Nutcracker Esophagus

Patient Education

What is nutcracker esophagus?
Nutcracker esophagus is a disorder of the movement of the esophagus (food pipe). Abnormal pressure occurs during the rhythmic contractions that occur when the esophagus transports food to the stomach (called peristalsis). The condition does not progress or cause serious complications, but it may cause discomfort or perceived difficulty swallowing.

What causes nutcracker esophagus?
The exact causes of nutcracker esophagus are unknown. The condition can affect people of all ages but is more common in those over 60.

What are the symptoms of nutcracker esophagus?
Patients with nutcracker esophagus may have heartburn, chest pain or dysphagia (difficulty with swallowing). Nutcracker esophagus can be very uncomfortable and sometimes very painful.

How is nutcracker esophagus diagnosed?
In patients who have dysphagia, testing may first be done to exclude other causes of dysphagia. This usually includes viewing the esophagus with an endoscope.
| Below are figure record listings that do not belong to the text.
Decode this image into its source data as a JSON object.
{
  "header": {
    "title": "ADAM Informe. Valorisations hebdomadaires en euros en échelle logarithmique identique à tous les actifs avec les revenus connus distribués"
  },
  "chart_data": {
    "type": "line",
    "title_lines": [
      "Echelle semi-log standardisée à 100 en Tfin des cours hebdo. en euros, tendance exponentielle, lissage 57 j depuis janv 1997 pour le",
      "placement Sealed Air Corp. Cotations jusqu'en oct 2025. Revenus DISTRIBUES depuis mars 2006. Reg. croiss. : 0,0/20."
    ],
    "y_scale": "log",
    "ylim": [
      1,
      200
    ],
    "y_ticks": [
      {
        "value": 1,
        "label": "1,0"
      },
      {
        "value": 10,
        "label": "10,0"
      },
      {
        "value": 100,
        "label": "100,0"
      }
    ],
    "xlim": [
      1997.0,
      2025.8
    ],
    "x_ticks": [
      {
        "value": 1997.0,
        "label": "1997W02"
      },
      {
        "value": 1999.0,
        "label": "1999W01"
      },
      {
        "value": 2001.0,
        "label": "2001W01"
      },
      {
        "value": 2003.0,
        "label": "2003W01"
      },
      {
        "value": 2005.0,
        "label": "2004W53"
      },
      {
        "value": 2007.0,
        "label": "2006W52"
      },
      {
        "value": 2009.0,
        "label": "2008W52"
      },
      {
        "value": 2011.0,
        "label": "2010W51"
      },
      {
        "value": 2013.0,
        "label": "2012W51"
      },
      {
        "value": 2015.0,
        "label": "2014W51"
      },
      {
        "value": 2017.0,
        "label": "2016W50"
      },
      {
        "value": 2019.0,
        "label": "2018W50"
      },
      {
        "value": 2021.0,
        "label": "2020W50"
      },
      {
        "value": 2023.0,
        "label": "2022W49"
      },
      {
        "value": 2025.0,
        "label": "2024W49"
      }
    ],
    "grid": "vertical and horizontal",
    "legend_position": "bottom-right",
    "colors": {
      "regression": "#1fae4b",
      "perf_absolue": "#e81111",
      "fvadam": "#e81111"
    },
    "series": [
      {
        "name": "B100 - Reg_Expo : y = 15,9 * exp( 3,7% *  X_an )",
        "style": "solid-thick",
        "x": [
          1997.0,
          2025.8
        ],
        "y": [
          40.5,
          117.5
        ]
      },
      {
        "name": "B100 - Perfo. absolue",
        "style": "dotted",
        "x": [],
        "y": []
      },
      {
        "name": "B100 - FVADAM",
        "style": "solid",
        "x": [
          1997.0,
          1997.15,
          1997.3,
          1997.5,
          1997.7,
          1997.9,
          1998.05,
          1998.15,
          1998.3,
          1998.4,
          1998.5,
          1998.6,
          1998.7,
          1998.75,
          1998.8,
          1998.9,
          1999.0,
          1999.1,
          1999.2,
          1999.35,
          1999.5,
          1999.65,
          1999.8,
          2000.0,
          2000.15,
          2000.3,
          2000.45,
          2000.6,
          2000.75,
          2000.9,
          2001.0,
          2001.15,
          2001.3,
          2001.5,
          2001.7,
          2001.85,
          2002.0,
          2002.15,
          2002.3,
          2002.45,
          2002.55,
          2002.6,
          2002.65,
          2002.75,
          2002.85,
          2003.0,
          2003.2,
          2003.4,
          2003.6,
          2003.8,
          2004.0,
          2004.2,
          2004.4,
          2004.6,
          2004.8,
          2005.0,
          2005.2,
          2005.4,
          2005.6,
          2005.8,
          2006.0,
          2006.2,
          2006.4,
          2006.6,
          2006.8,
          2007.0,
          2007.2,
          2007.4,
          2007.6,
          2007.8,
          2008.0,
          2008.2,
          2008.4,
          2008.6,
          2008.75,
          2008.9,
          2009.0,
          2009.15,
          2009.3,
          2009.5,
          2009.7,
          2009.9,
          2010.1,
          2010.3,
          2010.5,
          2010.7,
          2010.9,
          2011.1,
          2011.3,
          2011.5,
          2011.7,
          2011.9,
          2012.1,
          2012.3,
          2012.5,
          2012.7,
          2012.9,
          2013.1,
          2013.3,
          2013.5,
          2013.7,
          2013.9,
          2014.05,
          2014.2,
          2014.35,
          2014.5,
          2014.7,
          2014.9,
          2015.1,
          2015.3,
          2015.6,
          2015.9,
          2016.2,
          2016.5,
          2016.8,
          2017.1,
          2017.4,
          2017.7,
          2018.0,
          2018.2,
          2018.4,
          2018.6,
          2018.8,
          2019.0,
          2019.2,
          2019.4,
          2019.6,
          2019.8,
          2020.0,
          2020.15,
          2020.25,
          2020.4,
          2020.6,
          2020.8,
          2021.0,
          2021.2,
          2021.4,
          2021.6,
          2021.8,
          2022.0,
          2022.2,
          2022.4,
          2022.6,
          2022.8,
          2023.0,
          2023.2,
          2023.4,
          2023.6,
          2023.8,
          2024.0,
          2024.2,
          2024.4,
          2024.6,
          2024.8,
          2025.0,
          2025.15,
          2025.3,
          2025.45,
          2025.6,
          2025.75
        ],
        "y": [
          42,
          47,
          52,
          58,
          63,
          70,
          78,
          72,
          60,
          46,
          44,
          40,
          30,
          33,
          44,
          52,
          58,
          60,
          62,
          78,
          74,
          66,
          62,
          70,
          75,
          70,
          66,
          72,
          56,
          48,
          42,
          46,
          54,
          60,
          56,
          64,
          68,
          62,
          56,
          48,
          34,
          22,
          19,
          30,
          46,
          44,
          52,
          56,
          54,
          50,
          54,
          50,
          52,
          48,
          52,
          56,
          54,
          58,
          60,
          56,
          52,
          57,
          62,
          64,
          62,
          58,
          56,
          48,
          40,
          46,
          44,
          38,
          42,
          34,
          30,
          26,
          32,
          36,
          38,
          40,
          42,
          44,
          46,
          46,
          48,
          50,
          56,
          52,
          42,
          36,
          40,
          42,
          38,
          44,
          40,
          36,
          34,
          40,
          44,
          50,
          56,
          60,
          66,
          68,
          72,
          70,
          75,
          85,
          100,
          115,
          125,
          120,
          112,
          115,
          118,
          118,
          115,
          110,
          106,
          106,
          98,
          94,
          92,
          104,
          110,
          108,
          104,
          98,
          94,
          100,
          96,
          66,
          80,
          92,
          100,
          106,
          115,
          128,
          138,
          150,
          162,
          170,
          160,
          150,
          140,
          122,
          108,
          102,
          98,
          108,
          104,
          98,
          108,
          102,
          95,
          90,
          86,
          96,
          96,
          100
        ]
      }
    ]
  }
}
Manometry (motility study) is used to diagnose for nutcracker esophagus. During the procedure, a thin flexible tube is passed through the nostril, down the back of the throat into the esophagus to measure pressure along the esophagus. If pressure is found to be higher than normal (greater than 180 mmHg), it may confirm the presence of nutcracker esophagus.
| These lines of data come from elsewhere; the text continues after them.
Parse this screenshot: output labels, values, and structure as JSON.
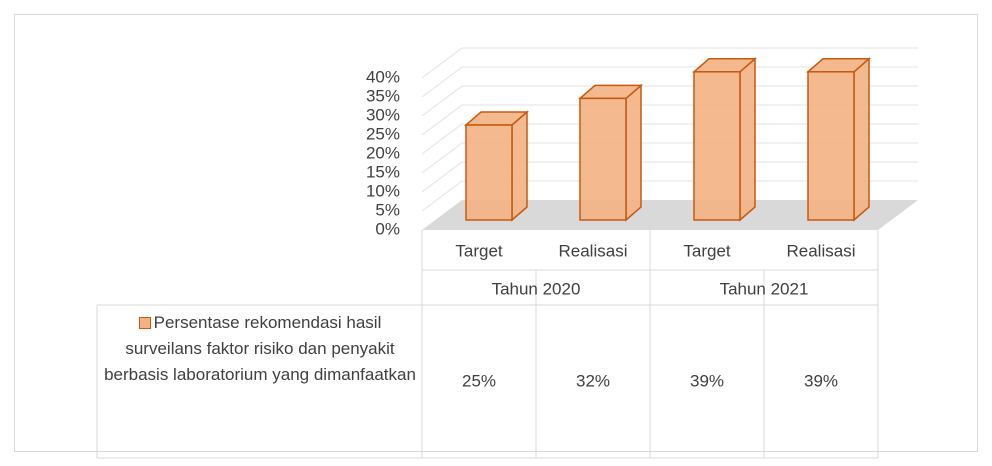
{
  "chart_data": {
    "type": "bar3d",
    "categories": [
      "Target",
      "Realisasi",
      "Target",
      "Realisasi"
    ],
    "groups": [
      "Tahun 2020",
      "Tahun 2021"
    ],
    "series": [
      {
        "name": "Persentase rekomendasi hasil surveilans faktor risiko dan penyakit berbasis laboratorium yang dimanfaatkan",
        "color": "#f4b183",
        "edge": "#c55a11",
        "values": [
          25,
          32,
          39,
          39
        ],
        "value_labels": [
          "25%",
          "32%",
          "39%",
          "39%"
        ]
      }
    ],
    "ylim": [
      0,
      40
    ],
    "yticks": [
      {
        "value": 0,
        "label": "0%"
      },
      {
        "value": 5,
        "label": "5%"
      },
      {
        "value": 10,
        "label": "10%"
      },
      {
        "value": 15,
        "label": "15%"
      },
      {
        "value": 20,
        "label": "20%"
      },
      {
        "value": 25,
        "label": "25%"
      },
      {
        "value": 30,
        "label": "30%"
      },
      {
        "value": 35,
        "label": "35%"
      },
      {
        "value": 40,
        "label": "40%"
      }
    ],
    "grid": true
  }
}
How is nutcracker esophagus treated?
Since nutcracker esophagus isn’t associated with any complications and does not get worse, treatment is aimed at controlling symptoms. No real cure is available, but the following can be used to relieve pain and discomfort:
• Medications, including smooth muscle relaxant drugs such as nitroglycerin and calcium channel blockers
• Injection of Botox (Botulinum Toxin Type A) into the muscles of the esophagus to relax them temporarily
• Dilation of the esophagus using special endoscopic balloons

When to seek medical advice:
Contact your doctor if you are frequently experiencing difficulty with swallowing. Call 911 or go to the nearest emergency department if an obstruction causes an inability to swallow or interferes with breathing.